LARGE MEALS AND ABSORPTION
When consumed in usual amounts, the percent of absorbed macronutrients (carbohydrates, proteins, fats, alcohol) should not differ significantly when coming from one large or several small meals.
As an example of the composition of a single large meal, let's imagine something that fits into Acceptable Macronutrient Distribution Ranges (AMDR) in a 2,000 calorie diet: 250 g of carbohydrates, 70 g of proteins and 80 g of fats.
Most carbohydrates are digested into glucose and fructose. Glucose, when absorbed as the only carbohydrate (ingested as glucose or starch), can be absorbed at the rate 60 g/min, but the addition of fructose can increase the absorption of both together to as high as 126 g/min. When fructose is absorbed as the only carbohydrate or in the excess of glucose, it's absorption limit from one meal can be as low as 5 g or as high as 50+ grams. Certain sugar alcohols (see Table 4) (sorbitol, isomalt..) can trigger diarrhea when consumed in amounts greater than ~20 g/meal.
Virtually all ingested protein is absorbed by healthy humans (Surgery Journal).

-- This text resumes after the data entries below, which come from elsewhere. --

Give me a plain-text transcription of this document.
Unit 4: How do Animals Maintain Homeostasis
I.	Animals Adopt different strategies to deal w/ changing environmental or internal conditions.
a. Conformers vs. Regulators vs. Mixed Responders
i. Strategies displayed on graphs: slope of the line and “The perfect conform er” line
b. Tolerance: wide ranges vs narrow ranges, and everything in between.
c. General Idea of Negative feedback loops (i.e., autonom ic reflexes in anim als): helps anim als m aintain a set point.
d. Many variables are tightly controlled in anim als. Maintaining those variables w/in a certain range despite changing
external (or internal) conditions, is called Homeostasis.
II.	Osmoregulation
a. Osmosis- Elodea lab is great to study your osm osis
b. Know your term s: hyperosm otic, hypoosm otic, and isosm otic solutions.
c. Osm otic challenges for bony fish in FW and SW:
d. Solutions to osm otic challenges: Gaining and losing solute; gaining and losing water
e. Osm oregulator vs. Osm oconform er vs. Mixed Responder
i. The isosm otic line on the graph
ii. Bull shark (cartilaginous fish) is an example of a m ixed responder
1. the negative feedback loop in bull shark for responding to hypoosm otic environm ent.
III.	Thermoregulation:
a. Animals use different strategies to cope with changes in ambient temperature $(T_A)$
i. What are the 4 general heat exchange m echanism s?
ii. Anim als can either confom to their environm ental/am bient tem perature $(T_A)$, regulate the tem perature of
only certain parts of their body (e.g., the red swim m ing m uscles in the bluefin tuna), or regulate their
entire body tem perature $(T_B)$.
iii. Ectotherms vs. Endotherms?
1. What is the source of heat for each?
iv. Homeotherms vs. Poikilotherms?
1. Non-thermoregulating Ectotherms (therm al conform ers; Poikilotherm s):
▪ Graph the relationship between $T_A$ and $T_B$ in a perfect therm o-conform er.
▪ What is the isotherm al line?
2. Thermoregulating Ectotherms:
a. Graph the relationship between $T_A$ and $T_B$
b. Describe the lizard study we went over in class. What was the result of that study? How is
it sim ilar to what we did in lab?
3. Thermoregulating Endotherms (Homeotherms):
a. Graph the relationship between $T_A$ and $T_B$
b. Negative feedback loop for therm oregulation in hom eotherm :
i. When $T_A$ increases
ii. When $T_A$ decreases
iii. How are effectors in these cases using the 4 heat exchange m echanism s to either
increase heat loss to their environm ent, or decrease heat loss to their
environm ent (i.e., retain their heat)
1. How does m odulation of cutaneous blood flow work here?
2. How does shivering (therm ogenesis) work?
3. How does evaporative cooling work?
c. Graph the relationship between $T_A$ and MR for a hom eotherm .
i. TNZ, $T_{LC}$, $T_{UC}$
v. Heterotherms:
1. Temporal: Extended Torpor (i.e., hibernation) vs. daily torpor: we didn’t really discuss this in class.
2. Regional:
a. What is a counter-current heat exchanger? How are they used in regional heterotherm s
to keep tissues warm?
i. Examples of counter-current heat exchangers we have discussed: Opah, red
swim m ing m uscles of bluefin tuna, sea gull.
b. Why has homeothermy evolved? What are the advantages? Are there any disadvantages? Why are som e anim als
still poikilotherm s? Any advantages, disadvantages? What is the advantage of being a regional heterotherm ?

The rate of absorption depends on a type of protein: about 10 g of whey protein and 3 g of egg protein can be absorbed in one hour (JISSN).
At least 60 grams of fat consumed at once can be normally absorbed, concluding from a study in which they investigated the relationship between the amount of fat consumed and atherosclerosis.
In conclusion, the amount of macronutrients (except fructose and sugar alcohols) consumed with a single meal does not seem to significantly affect the percent of macronutrients absorbed, but it prolongs the time in which they are absorbed.
LARGE MEALS AND DIET INDUCED THERMOGENESIS
After eating one large meal, more of the consumed calories will be lost as heat than after eating several small meals:
Consuming the same meal as a single bolus eating event compared to
multiple small meals or snacks was associated with a significantly
higher DIT [diet induced thermogenesis]. (Nutrients, 2016)
TEF [thermic effect of food] was measured by indirect calorimetry
for three hours following each meal and was found to increase
systematically, in a nonlinear fashion, as meal size was increased.